Impact of Rescaling Anomaly and Seasonal Components of Soil Moisture on Hydrologic Data Assimilation
Tuesday, 16 December 2014
In hydrological sciences many observations and model simulations have moderate linear association due to the noise in the datasets and/or the systematic differences between their seasonality components. This degrades the performance of model-observation integration algorithms, such as the Kalman Filter, that result in more accurate analysis when there is higher degree linear association between the observation and the model. To alleviate the impacts of the systematic differences, observations are linearly transformed via various rescaling techniques from observation to model space before they are assimilated into the models. In general such techniques consider rescaling either the entire timeseries or only the anomaly components of observations.
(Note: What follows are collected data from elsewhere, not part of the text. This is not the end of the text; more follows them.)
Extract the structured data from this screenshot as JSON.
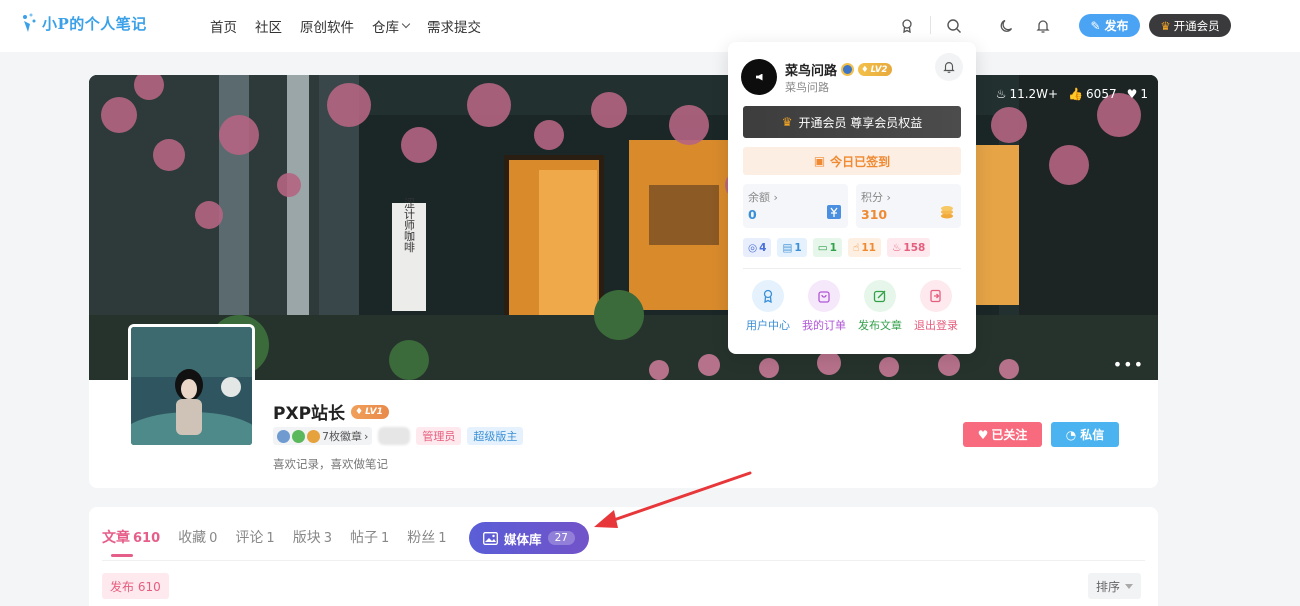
{
  "header": {
    "logo_text": "小P的个人笔记",
    "nav": [
      "首页",
      "社区",
      "原创软件",
      "仓库",
      "需求提交"
    ],
    "publish_label": "发布",
    "vip_label": "开通会员"
  },
  "cover": {
    "stats": {
      "views": "11.2W+",
      "likes": "6057",
      "favorites": "1"
    },
    "sign_text": "涩计师咖啡"
  },
  "profile": {
    "name": "PXP站长",
    "level": "LV1",
    "medals_label": "7枚徽章",
    "tags": [
      "管理员",
      "超级版主"
    ],
    "bio": "喜欢记录，喜欢做笔记",
    "follow_label": "已关注",
    "message_label": "私信"
  },
  "tabs": {
    "items": [
      {
        "label": "文章",
        "count": "610",
        "active": true
      },
      {
        "label": "收藏",
        "count": "0"
      },
      {
        "label": "评论",
        "count": "1"
      },
      {
        "label": "版块",
        "count": "3"
      },
      {
        "label": "帖子",
        "count": "1"
      },
      {
        "label": "粉丝",
        "count": "1"
      }
    ],
    "media_label": "媒体库",
    "media_count": "27",
    "publish_filter": "发布 610",
    "sort_label": "排序"
  },
  "dropdown": {
    "name": "菜鸟问路",
    "level": "LV2",
    "subtitle": "菜鸟问路",
    "vip_label": "开通会员 尊享会员权益",
    "checkin_label": "今日已签到",
    "balance_label": "余额",
    "balance_value": "0",
    "points_label": "积分",
    "points_value": "310",
    "counts": {
      "comments": "4",
      "posts": "1",
      "replies": "1",
      "likes": "11",
      "fire": "158"
    },
    "actions": [
      "用户中心",
      "我的订单",
      "发布文章",
      "退出登录"
    ]
  },
  "colors": {
    "accent_pink": "#e65e8a",
    "accent_blue": "#4aa3f3",
    "media_purple": "#6258d0",
    "arrow_red": "#e8373a"
  }
}
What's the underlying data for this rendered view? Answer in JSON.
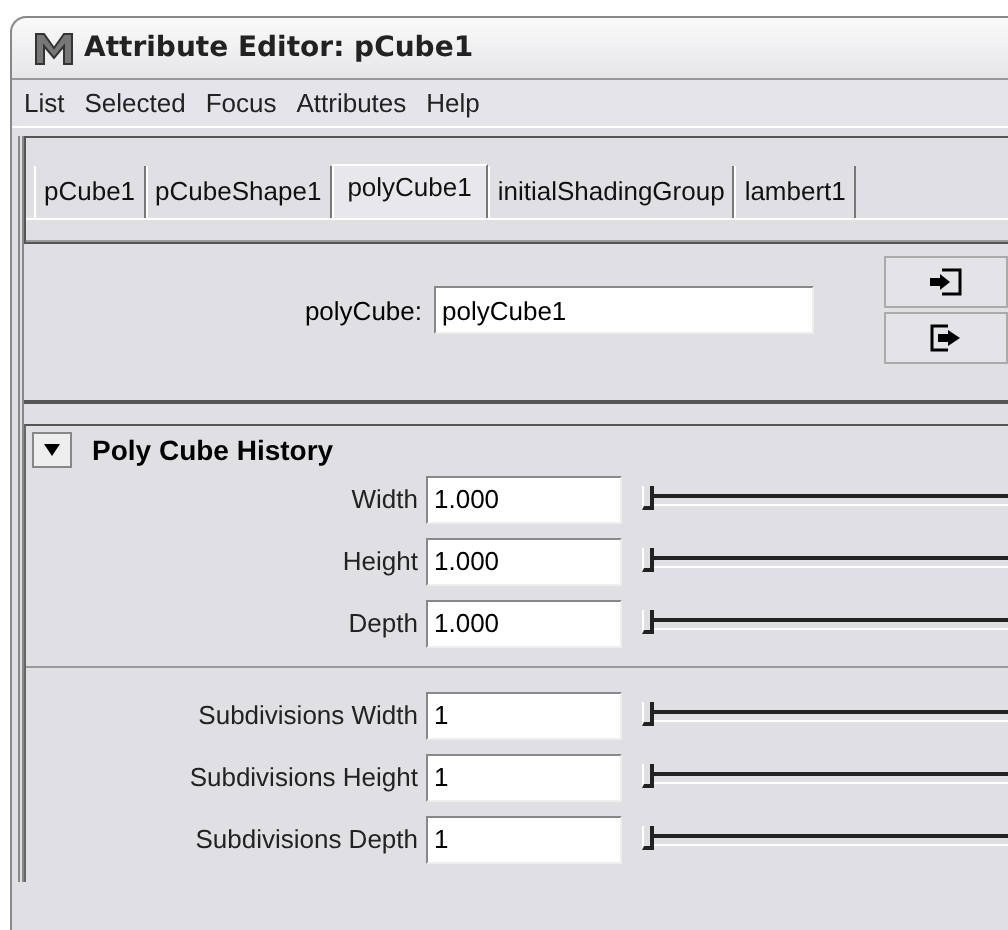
{
  "window": {
    "title": "Attribute Editor: pCube1"
  },
  "menu": [
    "List",
    "Selected",
    "Focus",
    "Attributes",
    "Help"
  ],
  "tabs": [
    {
      "label": "pCube1",
      "selected": false
    },
    {
      "label": "pCubeShape1",
      "selected": false
    },
    {
      "label": "polyCube1",
      "selected": true
    },
    {
      "label": "initialShadingGroup",
      "selected": false
    },
    {
      "label": "lambert1",
      "selected": false
    }
  ],
  "node": {
    "label": "polyCube:",
    "value": "polyCube1"
  },
  "section": {
    "title": "Poly Cube History",
    "expanded": true,
    "groups": [
      [
        {
          "label": "Width",
          "value": "1.000",
          "level": 0
        },
        {
          "label": "Height",
          "value": "1.000",
          "level": 0
        },
        {
          "label": "Depth",
          "value": "1.000",
          "level": 0
        }
      ],
      [
        {
          "label": "Subdivisions Width",
          "value": "1",
          "level": 0
        },
        {
          "label": "Subdivisions Height",
          "value": "1",
          "level": 0
        },
        {
          "label": "Subdivisions Depth",
          "value": "1",
          "level": 0
        }
      ]
    ]
  }
}
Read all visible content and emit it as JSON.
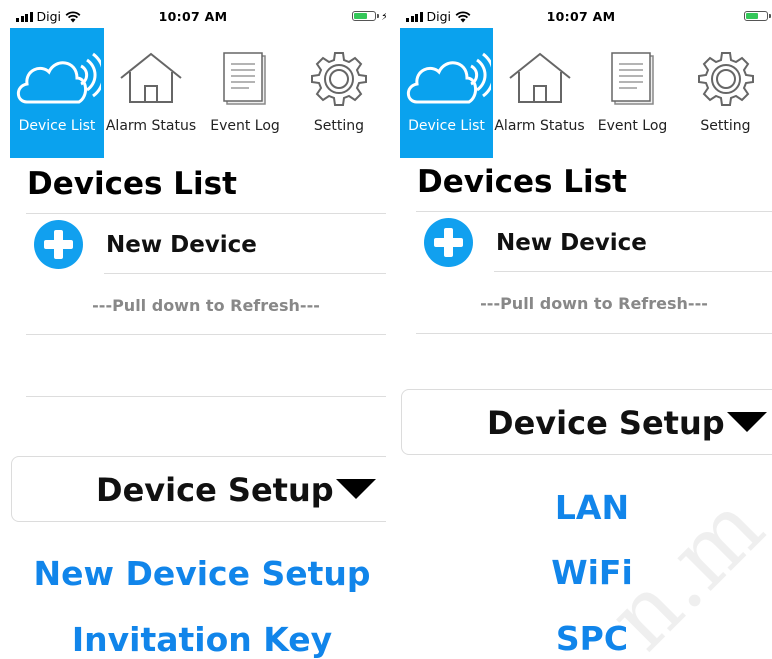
{
  "status": {
    "carrier": "Digi",
    "time": "10:07 AM"
  },
  "tabs": [
    {
      "label": "Device List",
      "icon": "cloud-wifi-icon"
    },
    {
      "label": "Alarm Status",
      "icon": "house-icon"
    },
    {
      "label": "Event Log",
      "icon": "document-icon"
    },
    {
      "label": "Setting",
      "icon": "gear-icon"
    }
  ],
  "page": {
    "title": "Devices List",
    "new_device": "New Device",
    "pull_hint": "---Pull down to Refresh---",
    "setup_label": "Device Setup"
  },
  "left_options": [
    "New Device Setup",
    "Invitation Key"
  ],
  "right_options": [
    "LAN",
    "WiFi",
    "SPC"
  ],
  "watermark": "n.m",
  "colors": {
    "accent": "#0aa2ee",
    "link": "#1185ea",
    "battery": "#34c759"
  }
}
In this study the impacts of rescaling seasonality and anomaly components of observations separately or together and the seasonality of these rescaling coefficients are investigated. Experiments are performed for both synthetic and real data cases. Both synthetic and real data assimilation experiments use an Antecedent Precipitation Index (API) model and assimilate observations in Kalman Filter framework, while real case assimilate LPRM observations over four USDA-ARS watersheds where the station-based observations are used to validate the analysis. Results show rescaling observations more strongly to the model is favorable when the model is more skillful than observations, while rescaling observations strongly to the model degrades the analysis if observations are relatively more accurate.